Shippers moving goods from northeastern China to international markets are turning to Russian ports to capitalize on lower costs and shorter transit times compared to Chinese ports such as Dalian and Yingkou.
As a result, more than 20 contracts to move Chinese containers via Russian ports were signed during a recent gathering of shippers, shipping companies, and government officials in the Russian port city of Vladivostok.
Those signing the contracts were convinced by the overall 17 percent savings made possible by routing shipments from Heilongjiang and Jilin provinces through the Russian ports of Vladivostok and Zarubino rather than Dalian for transshipment at South Korean and Japanese ports. The price through the Russian ports, including rail, ranges from $330 to $370 per container, while through Dalian prices range from $400 to $450.
Shipments from Heilongjiang province to Vladivostok are about 25 percent cheaper than to Dalian and travel 186 miles fewer, saving between two and a half and three hours of transit time, while moving goods from Jilin province to Vladivostok is about 28 percent to 30 percent cheaper, according Kiril Orlov, head of the transportation company Russian Vezet.

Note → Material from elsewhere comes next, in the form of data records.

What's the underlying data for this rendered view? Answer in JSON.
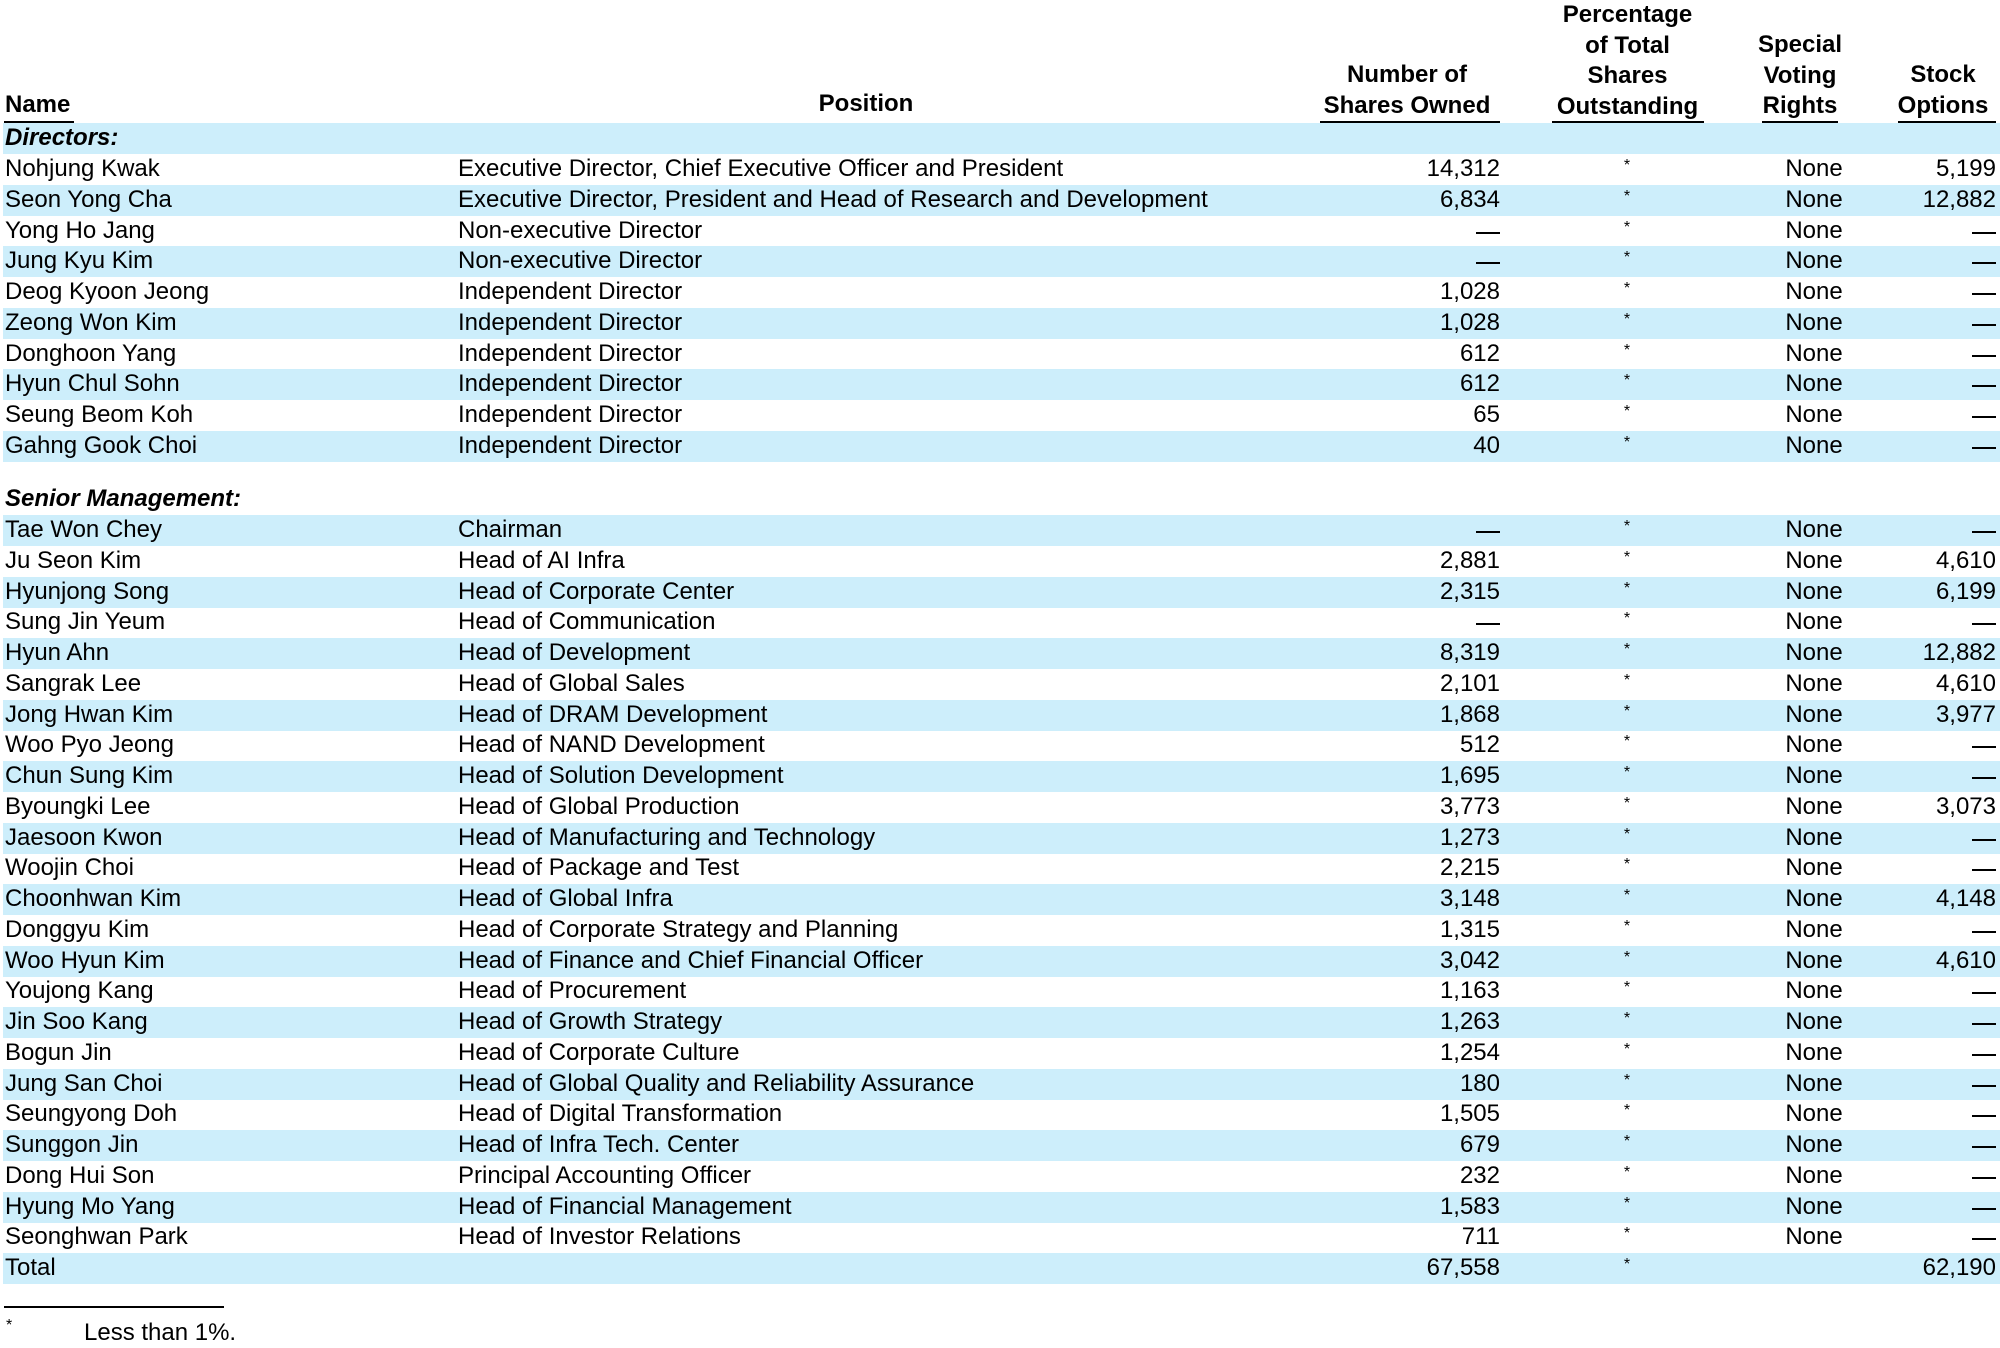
{
  "headers": {
    "name": "Name",
    "position": "Position",
    "shares": [
      "Number of",
      "Shares Owned"
    ],
    "percentage": [
      "Percentage",
      "of Total",
      "Shares",
      "Outstanding"
    ],
    "voting": [
      "Special",
      "Voting",
      "Rights"
    ],
    "options": [
      "Stock",
      "Options"
    ]
  },
  "sections": {
    "directors": "Directors:",
    "senior_management": "Senior Management:"
  },
  "directors": [
    {
      "name": "Nohjung Kwak",
      "position": "Executive Director, Chief Executive Officer and President",
      "shares": "14,312",
      "pct": "*",
      "voting": "None",
      "options": "5,199"
    },
    {
      "name": "Seon Yong Cha",
      "position": "Executive Director, President and Head of Research and Development",
      "shares": "6,834",
      "pct": "*",
      "voting": "None",
      "options": "12,882"
    },
    {
      "name": "Yong Ho Jang",
      "position": "Non-executive Director",
      "shares": "—",
      "pct": "*",
      "voting": "None",
      "options": "—"
    },
    {
      "name": "Jung Kyu Kim",
      "position": "Non-executive Director",
      "shares": "—",
      "pct": "*",
      "voting": "None",
      "options": "—"
    },
    {
      "name": "Deog Kyoon Jeong",
      "position": "Independent Director",
      "shares": "1,028",
      "pct": "*",
      "voting": "None",
      "options": "—"
    },
    {
      "name": "Zeong Won Kim",
      "position": "Independent Director",
      "shares": "1,028",
      "pct": "*",
      "voting": "None",
      "options": "—"
    },
    {
      "name": "Donghoon Yang",
      "position": "Independent Director",
      "shares": "612",
      "pct": "*",
      "voting": "None",
      "options": "—"
    },
    {
      "name": "Hyun Chul Sohn",
      "position": "Independent Director",
      "shares": "612",
      "pct": "*",
      "voting": "None",
      "options": "—"
    },
    {
      "name": "Seung Beom Koh",
      "position": "Independent Director",
      "shares": "65",
      "pct": "*",
      "voting": "None",
      "options": "—"
    },
    {
      "name": "Gahng Gook Choi",
      "position": "Independent Director",
      "shares": "40",
      "pct": "*",
      "voting": "None",
      "options": "—"
    }
  ],
  "senior_management": [
    {
      "name": "Tae Won Chey",
      "position": "Chairman",
      "shares": "—",
      "pct": "*",
      "voting": "None",
      "options": "—"
    },
    {
      "name": "Ju Seon Kim",
      "position": "Head of AI Infra",
      "shares": "2,881",
      "pct": "*",
      "voting": "None",
      "options": "4,610"
    },
    {
      "name": "Hyunjong Song",
      "position": "Head of Corporate Center",
      "shares": "2,315",
      "pct": "*",
      "voting": "None",
      "options": "6,199"
    },
    {
      "name": "Sung Jin Yeum",
      "position": "Head of Communication",
      "shares": "—",
      "pct": "*",
      "voting": "None",
      "options": "—"
    },
    {
      "name": "Hyun Ahn",
      "position": "Head of Development",
      "shares": "8,319",
      "pct": "*",
      "voting": "None",
      "options": "12,882"
    },
    {
      "name": "Sangrak Lee",
      "position": "Head of Global Sales",
      "shares": "2,101",
      "pct": "*",
      "voting": "None",
      "options": "4,610"
    },
    {
      "name": "Jong Hwan Kim",
      "position": "Head of DRAM Development",
      "shares": "1,868",
      "pct": "*",
      "voting": "None",
      "options": "3,977"
    },
    {
      "name": "Woo Pyo Jeong",
      "position": "Head of NAND Development",
      "shares": "512",
      "pct": "*",
      "voting": "None",
      "options": "—"
    },
    {
      "name": "Chun Sung Kim",
      "position": "Head of Solution Development",
      "shares": "1,695",
      "pct": "*",
      "voting": "None",
      "options": "—"
    },
    {
      "name": "Byoungki Lee",
      "position": "Head of Global Production",
      "shares": "3,773",
      "pct": "*",
      "voting": "None",
      "options": "3,073"
    },
    {
      "name": "Jaesoon Kwon",
      "position": "Head of Manufacturing and Technology",
      "shares": "1,273",
      "pct": "*",
      "voting": "None",
      "options": "—"
    },
    {
      "name": "Woojin Choi",
      "position": "Head of Package and Test",
      "shares": "2,215",
      "pct": "*",
      "voting": "None",
      "options": "—"
    },
    {
      "name": "Choonhwan Kim",
      "position": "Head of Global Infra",
      "shares": "3,148",
      "pct": "*",
      "voting": "None",
      "options": "4,148"
    },
    {
      "name": "Donggyu Kim",
      "position": "Head of Corporate Strategy and Planning",
      "shares": "1,315",
      "pct": "*",
      "voting": "None",
      "options": "—"
    },
    {
      "name": "Woo Hyun Kim",
      "position": "Head of Finance and Chief Financial Officer",
      "shares": "3,042",
      "pct": "*",
      "voting": "None",
      "options": "4,610"
    },
    {
      "name": "Youjong Kang",
      "position": "Head of Procurement",
      "shares": "1,163",
      "pct": "*",
      "voting": "None",
      "options": "—"
    },
    {
      "name": "Jin Soo Kang",
      "position": "Head of Growth Strategy",
      "shares": "1,263",
      "pct": "*",
      "voting": "None",
      "options": "—"
    },
    {
      "name": "Bogun Jin",
      "position": "Head of Corporate Culture",
      "shares": "1,254",
      "pct": "*",
      "voting": "None",
      "options": "—"
    },
    {
      "name": "Jung San Choi",
      "position": "Head of Global Quality and Reliability Assurance",
      "shares": "180",
      "pct": "*",
      "voting": "None",
      "options": "—"
    },
    {
      "name": "Seungyong Doh",
      "position": "Head of Digital Transformation",
      "shares": "1,505",
      "pct": "*",
      "voting": "None",
      "options": "—"
    },
    {
      "name": "Sunggon Jin",
      "position": "Head of Infra Tech. Center",
      "shares": "679",
      "pct": "*",
      "voting": "None",
      "options": "—"
    },
    {
      "name": "Dong Hui Son",
      "position": "Principal Accounting Officer",
      "shares": "232",
      "pct": "*",
      "voting": "None",
      "options": "—"
    },
    {
      "name": "Hyung Mo Yang",
      "position": "Head of Financial Management",
      "shares": "1,583",
      "pct": "*",
      "voting": "None",
      "options": "—"
    },
    {
      "name": "Seonghwan Park",
      "position": "Head of Investor Relations",
      "shares": "711",
      "pct": "*",
      "voting": "None",
      "options": "—"
    }
  ],
  "total": {
    "name": "Total",
    "shares": "67,558",
    "pct": "*",
    "options": "62,190"
  },
  "footnote": {
    "mark": "*",
    "text": "Less than 1%."
  }
}
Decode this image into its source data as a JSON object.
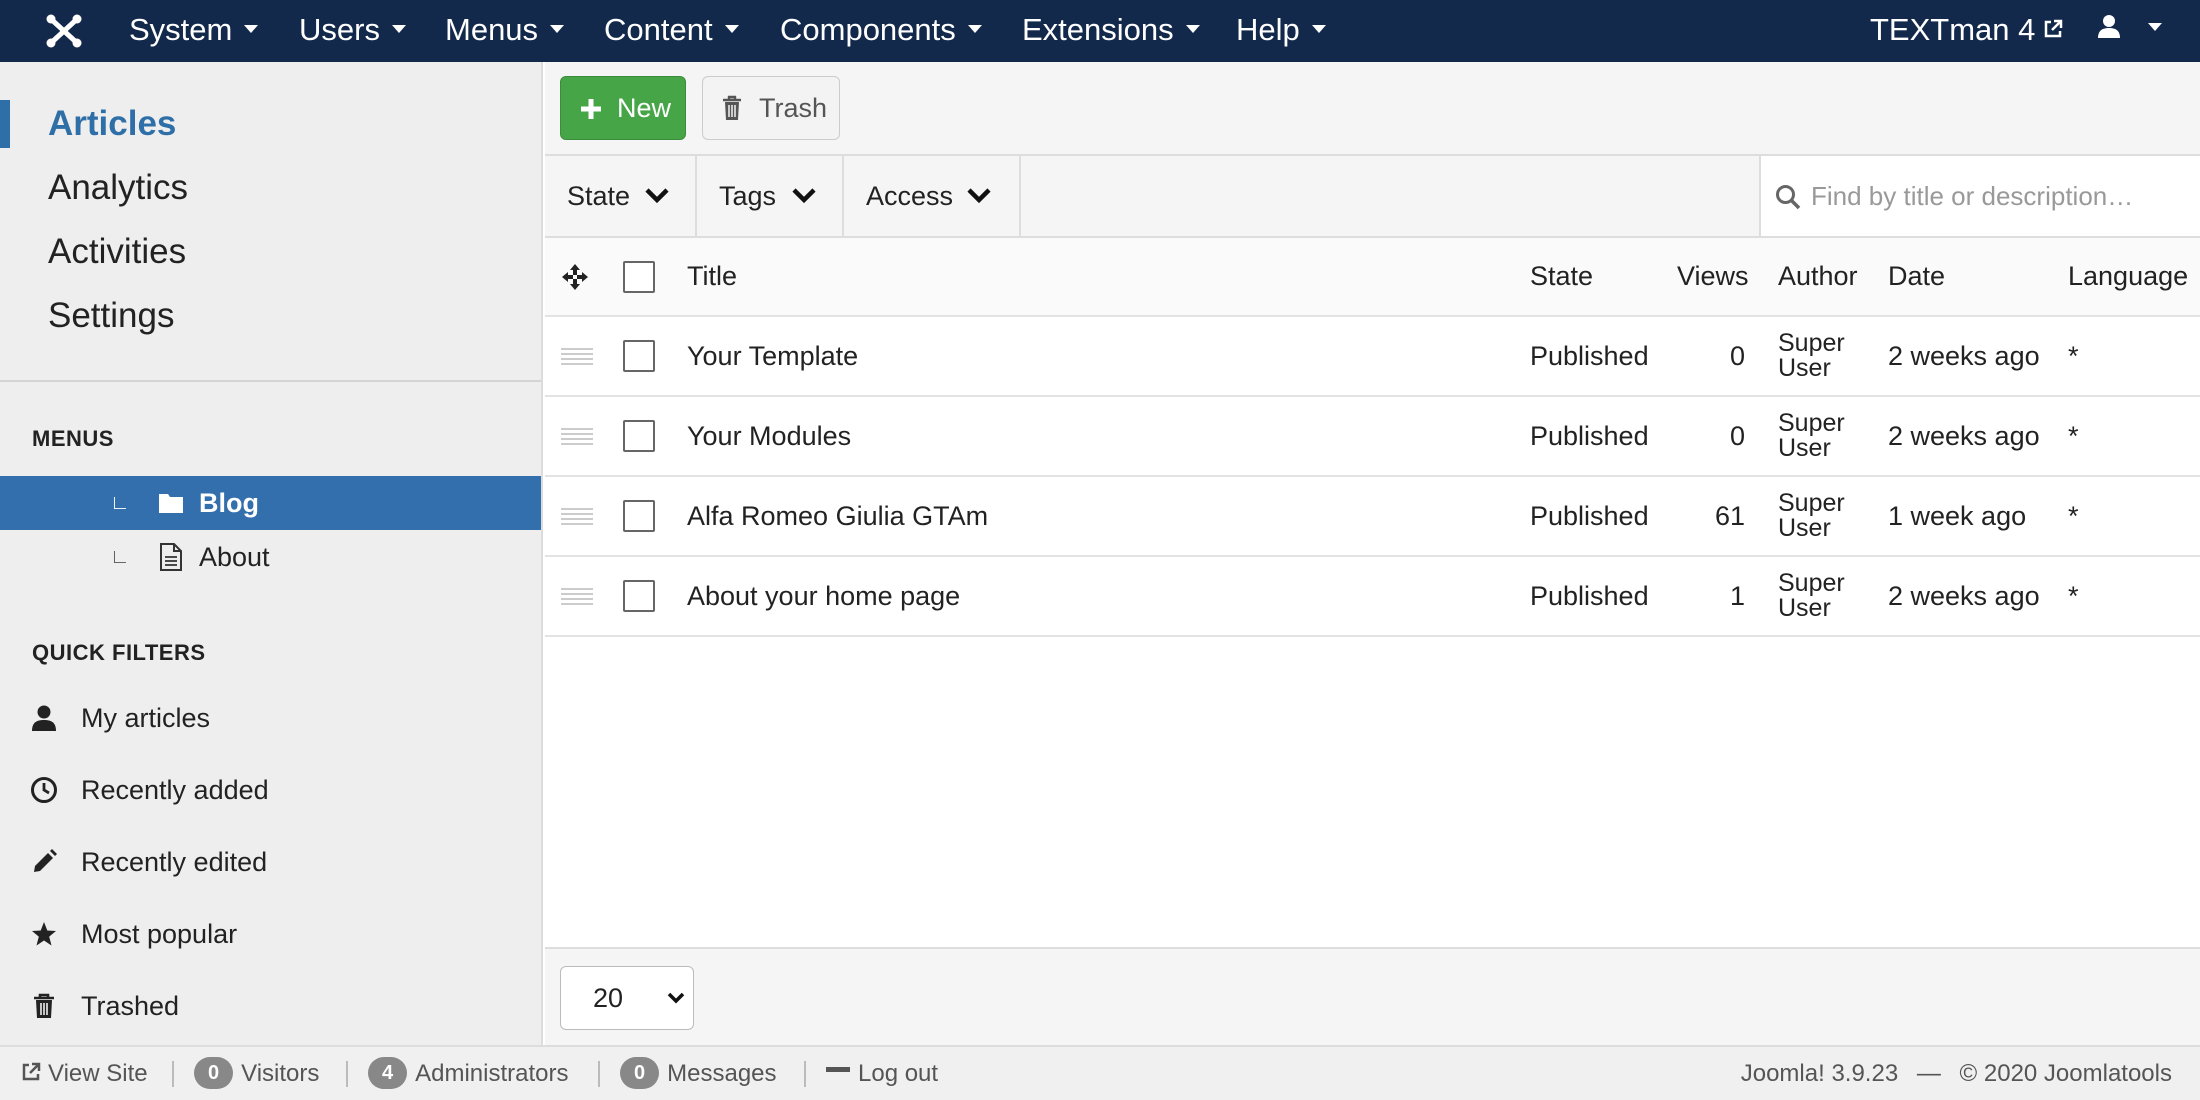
{
  "topbar": {
    "menu": [
      "System",
      "Users",
      "Menus",
      "Content",
      "Components",
      "Extensions",
      "Help"
    ],
    "site_name": "TEXTman 4",
    "bg_color": "#13294b"
  },
  "sidebar": {
    "nav": [
      "Articles",
      "Analytics",
      "Activities",
      "Settings"
    ],
    "menus_heading": "MENUS",
    "menu_tree": [
      {
        "label": "Blog",
        "icon": "folder-icon"
      },
      {
        "label": "About",
        "icon": "document-icon"
      }
    ],
    "quick_filters_heading": "QUICK FILTERS",
    "quick_filters": [
      {
        "label": "My articles",
        "icon": "user-icon"
      },
      {
        "label": "Recently added",
        "icon": "clock-icon"
      },
      {
        "label": "Recently edited",
        "icon": "pencil-icon"
      },
      {
        "label": "Most popular",
        "icon": "star-icon"
      },
      {
        "label": "Trashed",
        "icon": "trash-icon"
      }
    ]
  },
  "toolbar": {
    "new_label": "New",
    "trash_label": "Trash",
    "new_color": "#46a546"
  },
  "filters": {
    "state_label": "State",
    "tags_label": "Tags",
    "access_label": "Access",
    "search_placeholder": "Find by title or description…"
  },
  "table": {
    "headers": {
      "title": "Title",
      "state": "State",
      "views": "Views",
      "author": "Author",
      "date": "Date",
      "language": "Language"
    },
    "rows": [
      {
        "title": "Your Template",
        "state": "Published",
        "views": "0",
        "author": "Super User",
        "date": "2 weeks ago",
        "language": "*"
      },
      {
        "title": "Your Modules",
        "state": "Published",
        "views": "0",
        "author": "Super User",
        "date": "2 weeks ago",
        "language": "*"
      },
      {
        "title": "Alfa Romeo Giulia GTAm",
        "state": "Published",
        "views": "61",
        "author": "Super User",
        "date": "1 week ago",
        "language": "*"
      },
      {
        "title": "About your home page",
        "state": "Published",
        "views": "1",
        "author": "Super User",
        "date": "2 weeks ago",
        "language": "*"
      }
    ]
  },
  "pagination": {
    "limit": "20"
  },
  "statusbar": {
    "view_site": "View Site",
    "visitors_count": "0",
    "visitors_label": "Visitors",
    "admins_count": "4",
    "admins_label": "Administrators",
    "messages_count": "0",
    "messages_label": "Messages",
    "logout": "Log out",
    "version": "Joomla! 3.9.23",
    "dash": "—",
    "copyright": "© 2020 Joomlatools"
  },
  "accent_color": "#336fac"
}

One of the largest contracts signed at the event was between Russian Vezet and auto parts distributor Rossysko-Kitaysky Optovaya Company for 10,000 twenty-foot-equivalent units in 2017. The Chinese shipper of clothing and industrial products National Importer and Exporter of Light Industry Products will send 7,000 TEUs to eastern Russian ports this year and the Russian-Chinese Trade and Industrial Company is sending 5,000 TEUs.
These figures hint at the growing demand on Russia’s Primorye 1 and Primorye 2 transportation routes, which link China and Russia by rail. That demand growth is being helped along by Russian government subsidies, promised service improvements, and discounts for block trains passing through the Suifenhe-Grodekovo border crossing offered by Russia’s monopoly, RZD, according to Nikolai Maklygin, head of Far Eastern Railways, a branch of RZD.
“We offered customers transportation on a fixed schedule, which provides transportation from the Chinese city of Suifenhe to Vladivostok or Nakhodka-Vostochnaya in 13 hours,” Maklygin told JOC.com. “In 2017, transshipment traffic through the Grodekovo crossing point should increase three times.”
Traffic hauled across the Chinese-Russia frontier by Far Eastern Railways rose 13.5 percent year-over-year in 2016 to 11.5 million tonnes (12.7 million tons). At the Suifenhe-Grodekovo railway border crossing, traffic rose fivefold year-over-year to 2,900 TEUs.
Helping to fuel this growth is that China’s domestic rail network connecting the country’s northeast with ports in central and southern China is at a saturation point, with demand exceeding supply by 20 percent, according to conference participants. The resulting scarcity and operational challenges make using Russian railways and ports to access international markets that much more attractive to shippers.